リスト 3 で呼び出されるテンプレート メソッド SharedObject<>::Create は、new 演算子を使用して C++ ヒープに BrowserApplication クラスのインスタンスを作成し、パラメータで表されるインターフェイス用に、このオブジェクトに対して IUnknown::QueryInterface を呼び出します。

リスト 3 Hilo Browser アプリケーションのエントリポイント関数

int APIENTRY _tWinMain(HINSTANCE, HINSTANCE, LPTSTR, int)
{
ComPtr<IWindowApplication> mainApp;
HRESULT hr = SharedObject<BrowserApplication>::Create(&mainApp);
if (SUCCEEDED(hr))
   {
hr = mainApp->RunMessageLoop();
   }

return 0;
}

スタックで ComPtr<> 変数を宣言しているので、変数がスコープ外になった時点 (return ステートメントが呼び出された後) でデストラクターが呼び出され、それによってインターフェイス ポインターに対する IUnknown::Release が呼び出されます。さらに、それによって BrowserApplication オブジェクトのポインターに delete 演算子が呼び出されます。このコードから、IUnknown メソッドの実装は、COM オブジェクトを作成するコード (この場合、SharedObject<>::Create) の実装と密接に連携していることがわかります。これはオブジェクトの削除に使用するコードが、オブジェクトの作成に使用したコードに対応している必要があるためです。
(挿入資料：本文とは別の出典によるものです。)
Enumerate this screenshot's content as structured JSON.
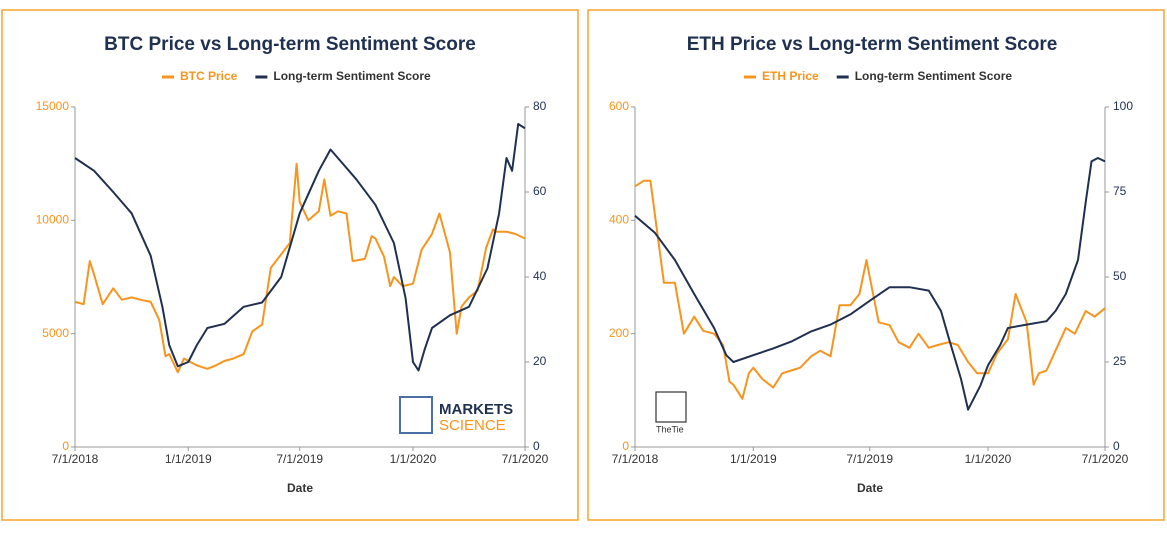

IWindowApplication インターフェイスには RunMessageLoop というメソッドが含まれており、BrowserApplication クラスでのこのメソッドの実装では、これを使って標準の Windows メッセージ ループを提供しています。リスト 3 では、インターフェイス ポインターに RunMessageLoop メソッドを呼び出しているように見えますが、それは一面的な見方です。mainAppComPtr<> オブジェクトであるため、リスト 3 のコードは実際にはスマート ポインター クラスに対して演算子 –> を呼び出しており、それによってカプセル化されたインターフェイス ポインターに対してメソッドが呼び出されています。

まとめ

この記事では、Hilo アプリケーションの実装に使用したテクノロジが選ばれた根拠について説明しました。次の記事では、Hilo Browser アプリケーションにおけるユーザー エクスペリエンスの設計プロセスについて説明します。さらにその後の記事では、Hilo Common Library の設計と実装について説明します。